O
cenário da saúde no Brasil está permeado por uma série de desafios operacionais
e financeiros, sem contar as incertezas jurídicas e regulatórias, que
influenciam diretamente o relacionamento entre operadoras e prestadores e,
consequentemente, a qualidade e a acessibilidade dos serviços médicos
oferecidos à população.
Essa
interação entre as fontes pagadoras e os prestadores de serviços de saúde é
constantemente marcada por tensões e discordâncias, especialmente no que diz
respeito a aspectos financeiros e ao método de remuneração. Atualmente, o
desafio principal é substituir o modelo denominado Fee for Service (FFS),
vigente em grande parte do setor privado e baseado na remuneração pela
quantidade de procedimentos realizados, para a remuneração baseada em valor,
cujo sistema prioriza o uso eficaz dos recursos na geração de desfechos
favoráveis aos pacientes.
Apesar
de ambos os lados concordarem que a remuneração baseada em valor tem potencial
para melhorar a qualidade e a segurança do atendimento ao paciente, usando os
recursos de maneira eficiente, existe a preocupação, por parte dos prestadores
de serviço, sobre como implantar esse novo modelo, que requer métricas
rigorosas de qualidade de processos, junto a uma transição demorada, além dos
riscos financeiros, já que pode haver variações nos pagamentos com base nos
resultados obtidos. No entanto, é essencial iniciar mudanças internas
progressivas para facilitar a adaptação ao novo cenário.
De
forma gerencial, o valor na saúde está associado à qualidade da assistência,
medida pelo desfecho clínico, em relação aos custos envolvidos na prestação
desses cuidados. Então, uma das alavancas para obter valor é a diminuição de
desperdícios para alcance da máxima eficiência operacional. A partir dessa
tendência de mercado, podemos aplicar alguns conceitos de Lean Healthcare, em
que o objetivo principal é aprimorar processos, melhorar a qualidade e a
segurança do cuidado e maximizar o valor para os pacientes, diminuindo os
desperdícios.
Existem
alguns desperdícios descritos na filosofia Lean que podem ser considerados,
como o processamento impróprio - realizar tarefas desnecessárias que poderiam
ser feitas de forma mais otimizada -, e a superprodução - produzir em excesso e
obter mais saídas de materiais que o necessário.

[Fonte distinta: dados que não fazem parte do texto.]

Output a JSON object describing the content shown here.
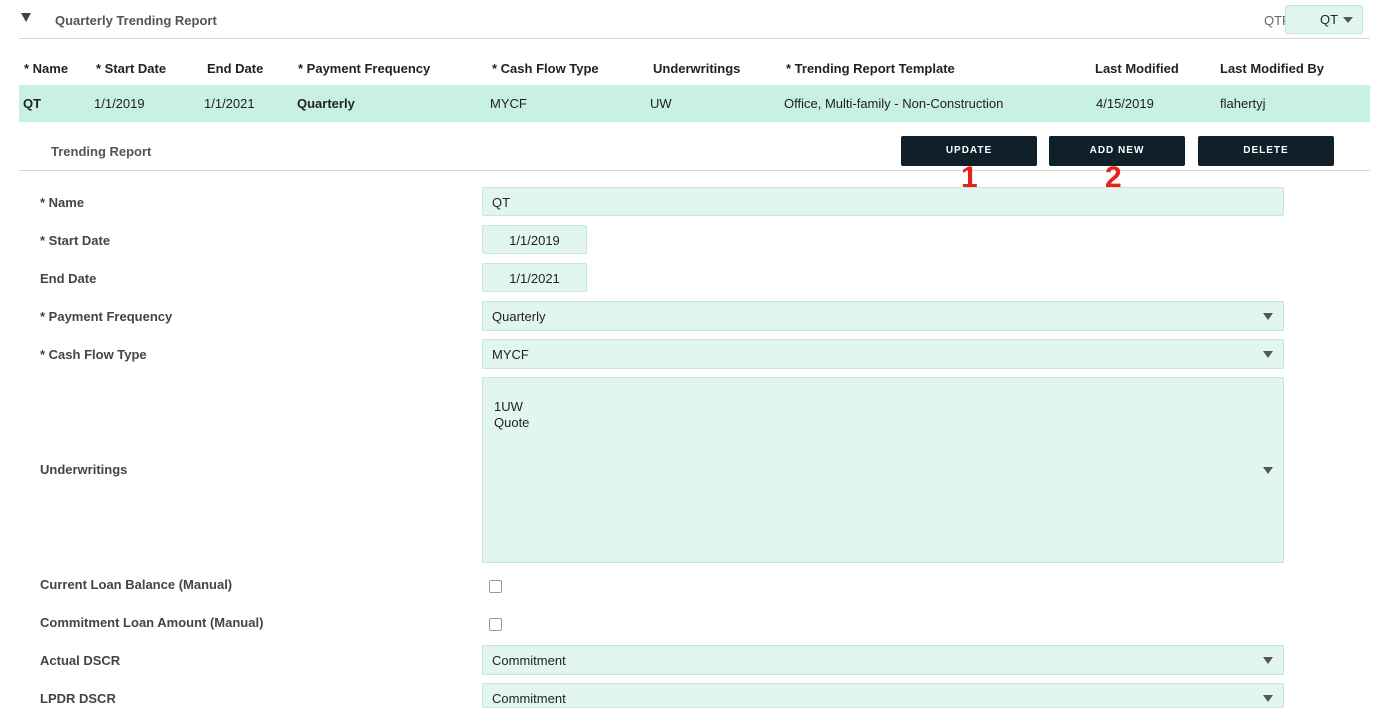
{
  "section": {
    "title": "Quarterly Trending Report",
    "qtr_label": "QTR:",
    "qtr_value": "QT"
  },
  "grid": {
    "columns": [
      "* Name",
      "* Start Date",
      "End Date",
      "* Payment Frequency",
      "* Cash Flow Type",
      "Underwritings",
      "* Trending Report Template",
      "Last Modified",
      "Last Modified By"
    ],
    "rows": [
      [
        "QT",
        "1/1/2019",
        "1/1/2021",
        "Quarterly",
        "MYCF",
        "UW",
        "Office, Multi-family - Non-Construction",
        "4/15/2019",
        "flahertyj"
      ]
    ]
  },
  "detail": {
    "title": "Trending Report",
    "buttons": {
      "update": "UPDATE",
      "add_new": "ADD NEW",
      "delete": "DELETE"
    },
    "callouts": [
      "1",
      "2"
    ]
  },
  "form": {
    "name": {
      "label": "* Name",
      "value": "QT"
    },
    "start_date": {
      "label": "* Start Date",
      "value": "1/1/2019"
    },
    "end_date": {
      "label": "End Date",
      "value": "1/1/2021"
    },
    "payment_frequency": {
      "label": "* Payment Frequency",
      "value": "Quarterly"
    },
    "cash_flow_type": {
      "label": "* Cash Flow Type",
      "value": "MYCF"
    },
    "underwritings": {
      "label": "Underwritings",
      "options": [
        "1UW",
        "Quote"
      ]
    },
    "current_loan_balance": {
      "label": "Current Loan Balance (Manual)",
      "checked": false
    },
    "commitment_loan_amount": {
      "label": "Commitment Loan Amount (Manual)",
      "checked": false
    },
    "actual_dscr": {
      "label": "Actual DSCR",
      "value": "Commitment"
    },
    "lpdr_dscr": {
      "label": "LPDR DSCR",
      "value": "Commitment"
    }
  },
  "colors": {
    "accent": "#c8f0e3",
    "field_bg": "#e2f6f0",
    "button_bg": "#10202a",
    "callout": "#e8211d"
  }
}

Para identificar esses
desperdícios, existe uma ferramenta utilizada na metodologia “Lean Healthcare”,
chamada Mapeamento do Fluxo de Valor, que tem como finalidade principal
detectar processos que agregam ou não valor para o paciente, e, a partir daí,
definir o procedimento ideal. Para alcançar um padrão ideal e seguro, é preciso
identificar, por meio de dados, a experiência do paciente durante os
procedimentos e conciliá-la com os desfechos clínicos de alta qualidade,
levando em conta que apenas os custos essenciais foram empregados em todo o
processo.
Por
exemplo, caso o objetivo seja melhorar o índice de sucesso de cirurgias, ao
aplicar o Lean, a recomendação é iniciar mapeando o fluxo de trabalho e valor,
desde o agendamento até a alta hospitalar. Posto isso, é ideal identificar os
desperdícios, como tempo de espera desnecessário, movimentações excessivas de
pacientes, excesso de materiais e documentação redundante etc. Após essa etapa,
é hora de padronizar os protocolos, como diretrizes para recomendações pré e
pós-operatória.
Estabelecer
as métricas de desempenho para medir o índice de sucesso, como a taxa de
infecções pós-operatórias, taxa de reoperações e a satisfação do paciente
também deve ser contemplado nessa etapa. Por fim, treinar a equipe e monitorar
continuamente todo o processo, revisando os resultados e buscando oportunidades
de aprimoramento, trará um ciclo de melhoria contínua.
Resumidamente,
para aplicar o Lean em qualquer contexto, é necessário seguir os passos abaixo:
1.
Familiarize-se com os conceitos chave do Lean, como eliminação de desperdícios
e melhoria contínua.
2.
Definir quais os processos são mais relevantes e, ou críticos para a operação e
priorize-os de acordo com o esforço e impacto.
3.
Mapear o fluxo de valor e identificar as atividades que não agregam valor ao
paciente.
4.
Redesenhar o processo eliminando os desperdícios e padronizá-los.
5.
Treinar a equipe e encorajar a cultura de solução de problemas.
6.
Promover melhoria contínua por meio do acompanhamento de indicadores relacionados
ao processo, revisar e aprimorar sempre que necessário.
Por
fim, a remuneração baseada em valor é um tópico complexo que requer equilíbrio
para promover qualidade e segurança ao paciente, ao mesmo tempo que leva
eficiência e redução de custos aos operadores e prestadores, visando a
sustentabilidade do sistema de saúde.
Mas para alcançar
a mudança é necessário que todas as partes envolvidas reconheçam que abordagens
anteriores, mesmo que bem-sucedidas, podem não ser mais adequadas para o futuro.
Em contrapartida, utilizar o Lean para direcionar esforços a questões internas,
adaptando e padronizando processos, reduzindo custos e desperdícios, focando na
satisfação do paciente, pode posicionar as instituições à frente das
transformações.
Luize Dantas - consultora
de Performance Empresarial da Protiviti, empresa especializada em soluções para
gestão de riscos, compliance, ESG, auditoria interna, investigação, proteção e
privacidade de dados.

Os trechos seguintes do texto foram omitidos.